Once travelers have a taste of bypassing long airport lines, it's often hard to give it up, says Seidman-Becker.
"Customers love it," she says. "And once they try it, they stay." She compared CLEAR to other modern conveniences. "Would you give up your iPhone to go back to a flip phone?"
Global Entry kiosks are located in 42 U.S airports. Global Entry is a trusted traveler program that provides expedited clearance for pre-approved, low-risk travelers upon arrival in the United States. In other words, membership in this program allows you to skip those annoyingly long customs lines, when you are already bleary eyed from a long journey.
An added bonus of Global Entry membership, which costs $100, is that it makes you pre-eligible to participate in PreCheck. Translation - for a mere $15 more than you pay for PreCheck, you get both program memberships.

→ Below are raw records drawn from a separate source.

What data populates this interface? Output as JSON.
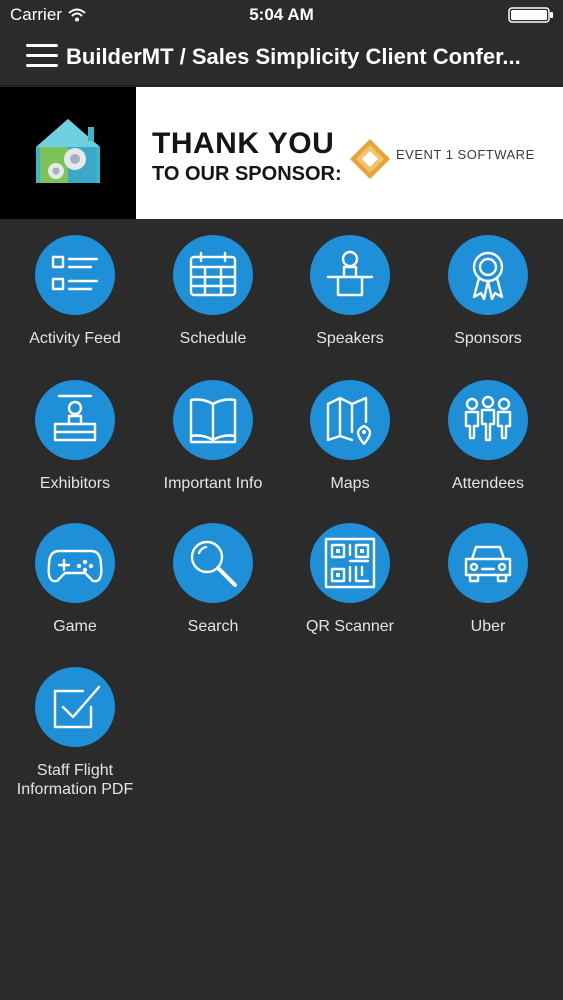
{
  "status": {
    "carrier": "Carrier",
    "time": "5:04 AM"
  },
  "nav": {
    "title": "BuilderMT / Sales Simplicity Client Confer..."
  },
  "banner": {
    "line1": "THANK YOU",
    "line2": "TO OUR SPONSOR:",
    "sponsor_name": "EVENT 1 SOFTWARE"
  },
  "tiles": [
    {
      "label": "Activity Feed",
      "icon": "list-icon"
    },
    {
      "label": "Schedule",
      "icon": "calendar-icon"
    },
    {
      "label": "Speakers",
      "icon": "speaker-icon"
    },
    {
      "label": "Sponsors",
      "icon": "ribbon-icon"
    },
    {
      "label": "Exhibitors",
      "icon": "booth-icon"
    },
    {
      "label": "Important Info",
      "icon": "book-icon"
    },
    {
      "label": "Maps",
      "icon": "map-icon"
    },
    {
      "label": "Attendees",
      "icon": "people-icon"
    },
    {
      "label": "Game",
      "icon": "gamepad-icon"
    },
    {
      "label": "Search",
      "icon": "search-icon"
    },
    {
      "label": "QR Scanner",
      "icon": "qr-code-icon"
    },
    {
      "label": "Uber",
      "icon": "car-icon"
    },
    {
      "label": "Staff Flight\nInformation PDF",
      "icon": "checkbox-icon"
    }
  ],
  "colors": {
    "background": "#2b2b2b",
    "icon_circle": "#1f8fd8",
    "label": "#e4e4e4"
  }
}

It's $15 well spent, says Benet Wilson, a journalist who has covered aviation since 2006 and serves as the air travel expert for About.com.

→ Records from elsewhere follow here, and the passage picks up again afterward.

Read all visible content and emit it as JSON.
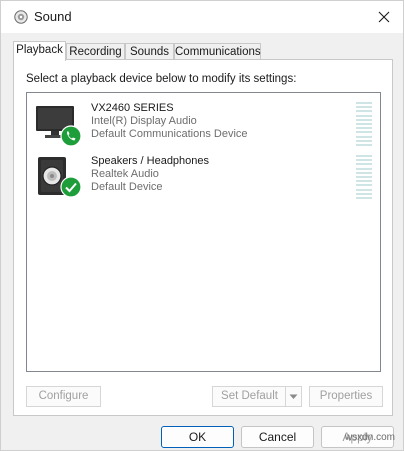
{
  "window": {
    "title": "Sound"
  },
  "tabs": [
    {
      "label": "Playback",
      "active": true
    },
    {
      "label": "Recording",
      "active": false
    },
    {
      "label": "Sounds",
      "active": false
    },
    {
      "label": "Communications",
      "active": false
    }
  ],
  "playback": {
    "instructions": "Select a playback device below to modify its settings:",
    "devices": [
      {
        "name": "VX2460 SERIES",
        "driver": "Intel(R) Display Audio",
        "status": "Default Communications Device",
        "icon": "monitor-icon",
        "badge": "phone-badge-icon"
      },
      {
        "name": "Speakers / Headphones",
        "driver": "Realtek Audio",
        "status": "Default Device",
        "icon": "speaker-icon",
        "badge": "checkmark-badge-icon"
      }
    ],
    "buttons": {
      "configure": "Configure",
      "set_default": "Set Default",
      "properties": "Properties"
    }
  },
  "footer": {
    "ok": "OK",
    "cancel": "Cancel",
    "apply": "Apply"
  },
  "watermark": "wsxdn.com",
  "colors": {
    "accent": "#005fb8",
    "badge_green": "#1e9e3a",
    "meter": "#cfe4e4"
  }
}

"If you make just one international trip, it pays for itself," says Wilson of opting to join Global Entry for the additional fee and scoring membership in two programs as a result.
For those who remain skeptical, Wilson relates precisely how much time membership in the expedited customs security program has saved her during airport visits.

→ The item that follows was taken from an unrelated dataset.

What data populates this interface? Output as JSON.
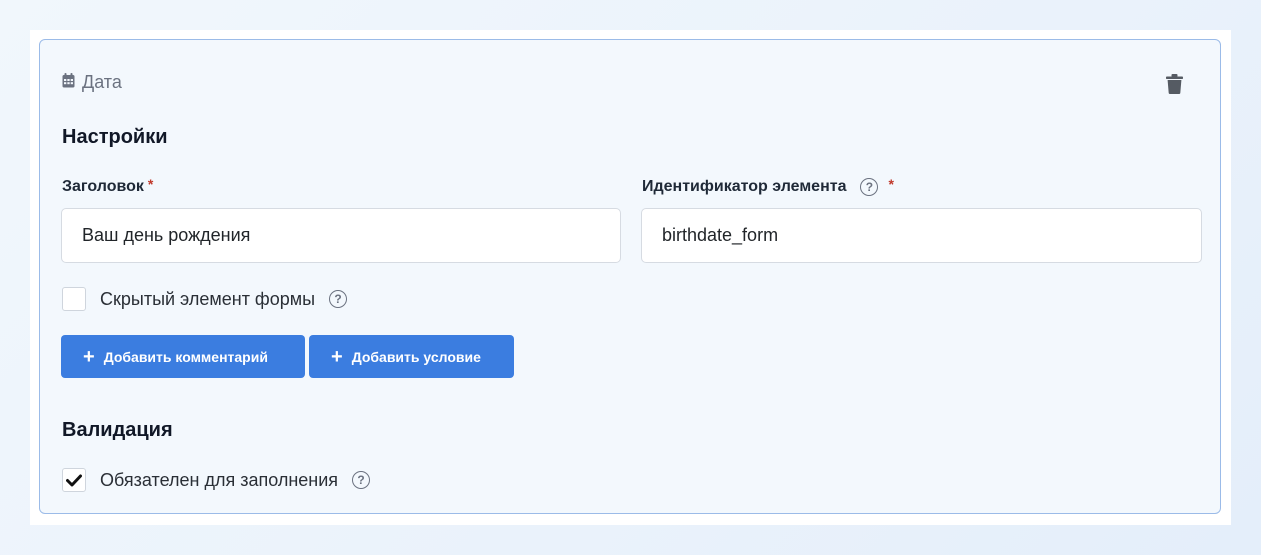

"I usually travel through Washington Dulles, where a lot of international flights arrive at the same time, so you have all these large planes dumping hundreds of people at once," says Wilson. "With global entry, you go through a separate gate, you stick your card in, and you hand in your slip of paper. I timed it. I got off a plane at 3:30 one time and by 4:10 I was in my car. And every trip I've taken since then has been much shorter."
Still other frequent travelers relate similar stories.
Paul Eschenfelder, a former Delta Airlines pilot who now travels regularly as a lecturer, says anyone who travels, even if it is only domestically, should consider these pre-screening programs.
During a recent trip abroad with friends, who did not have Global Entry membership, Eschenfelder was reminded once again why the membership can be worthwhile.
"My wife and I got out of customs and waited for our friends who did not have Global Entry for something like 20 to 25 minutes," he says. "We could have been halfway home by then."
"There are thousands of people standing in these lines," he adds. "While it's true that for some people who don't travel very much, it may not be worthwhile, my wife always says it's the best $100 she has ever spent."
Still none of the programs are perfect, receiving mixed reviews from some travelers. Some of the cons says Channon Dade, host of Life Travel Lessons, is that you cannot bring family members traveling with you through the PreCheck line if they're not members.
You also need to have a squeaky clean background, Dade adds, noting a family member with a 28-year-old misdemeanor was denied membership in Global Entry.
But in the end, for many, the pros outweigh the cons. Roche likens membership in these programs to a poor man's travel luxury.
"Maybe you can't afford a business class seat on the plane, but you can breeze through security for the cost of just $100 for five years," she says. "It makes the whole airport experience slightly less annoying. Let's face it, there's nothing glamorous about traveling. It's not fun. It's stressful. If you can breeze through security, it's going to lessen the amount of time you have to be at the airport and leave you in a slightly better mood."